Constraints on the gas content of the Fomalhaut debris belt. Can gas-dust interactions explain the belt's morphology?

TL;DR

This study constrains the gas content of the Fomalhaut debris belt using Herschel observations, concluding that gas-dust interactions are unlikely to explain its morphology, which is probably shaped by planets or stellar encounters.

Contribution

The paper provides upper limits on the gas mass in the Fomalhaut belt, ruling out gas-dust interactions as the primary shaping mechanism.

Findings

Gas mass is less than 1/3 of the dust mass for solar abundances.

Gas mass is less than 1/300 of the dust mass for β Pictoris-like abundances.

Gas-dust interactions are unlikely to explain the belt's morphology.

Abstract

Context: The 440 Myr old main-sequence A-star Fomalhaut is surrounded by an eccentric debris belt with sharp edges.
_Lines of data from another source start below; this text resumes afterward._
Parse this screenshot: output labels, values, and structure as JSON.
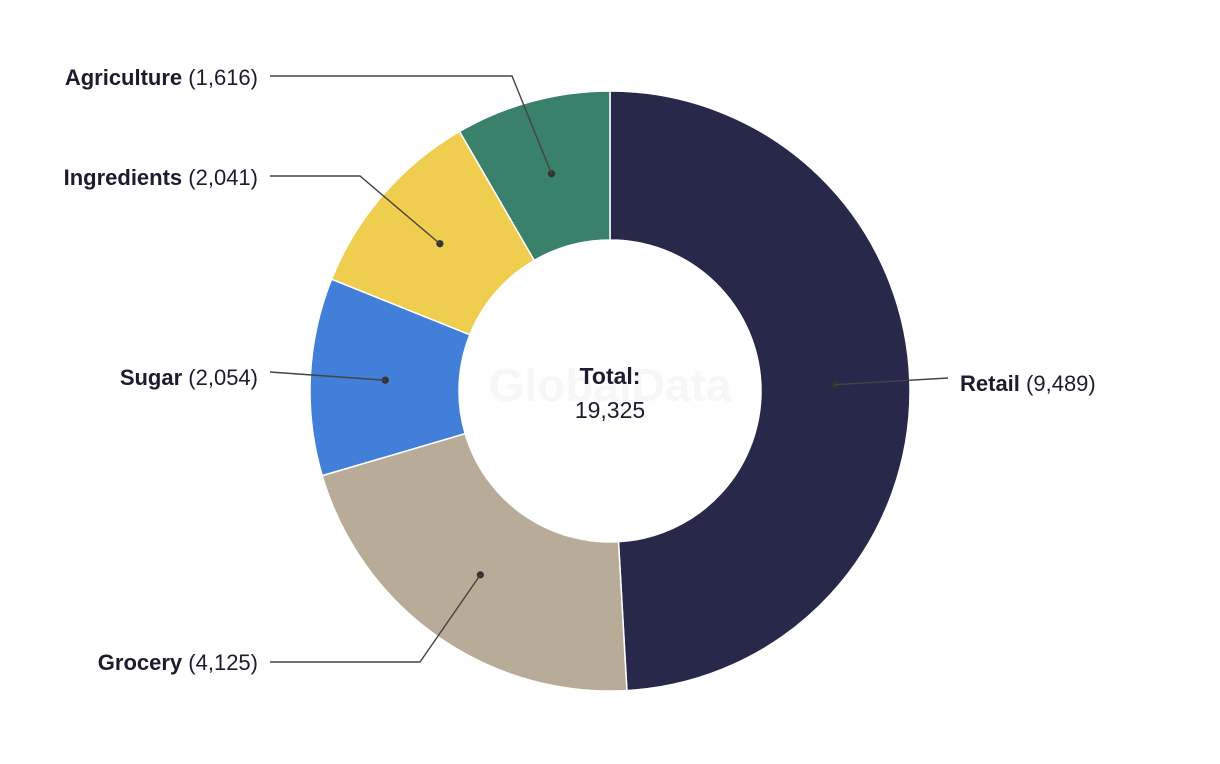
{
  "watermark": "GlobalData",
  "chart_data": {
    "type": "pie",
    "subtype": "donut",
    "center_label": {
      "title": "Total:",
      "value": "19,325"
    },
    "total": 19325,
    "slices": [
      {
        "label": "Retail",
        "value": 9489,
        "value_text": "(9,489)",
        "color": "#28284b"
      },
      {
        "label": "Grocery",
        "value": 4125,
        "value_text": "(4,125)",
        "color": "#b8ac98"
      },
      {
        "label": "Sugar",
        "value": 2054,
        "value_text": "(2,054)",
        "color": "#417fd8"
      },
      {
        "label": "Ingredients",
        "value": 2041,
        "value_text": "(2,041)",
        "color": "#efcd4e"
      },
      {
        "label": "Agriculture",
        "value": 1616,
        "value_text": "(1,616)",
        "color": "#3a816b"
      }
    ]
  }
}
This sort of a morphology is usually attributed to planetary perturbations, but the orbit of the only planetary candidate detected so far, Fomalhaut b, is too eccentric to efficiently shape the belt. Alternative models that could account for the morphology without invoking a planet are stellar encounters and gas-dust interactions. Aims: We aim to test the possibility of gas-dust interactions as the origin of the observed morphology by putting upper limits on the total gas content of the Fomalhaut belt. Methods: We derive upper limits on the CII 158 $\mu$m and OI 63 $\mu$m emission by using non-detections from the Photodetector Array Camera and Spectrometer (PACS) onboard the Herschel Space Observatory. Line fluxes are converted into total gas mass using the non-local thermodynamic equilibrium (non-LTE) code RADEX. We consider two different cases for the elemental abundances of the gas: solar abundances and abundances similar to those observed for the gas in the $\beta$ Pictoris debris disc. Results: The gas mass is shown to be below the millimetre dust mass by a factor of at least $\sim$3 (for solar abundances) respectively $\sim$300 (for $\beta$ Pic-like abundances). Conclusions: The lack of gas co-spatial with the dust implies that gas-dust interactions cannot efficiently shape the Fomalhaut debris belt. The morphology is therefore more likely due to a yet unseen planet (Fomalhaut c) or stellar encounters.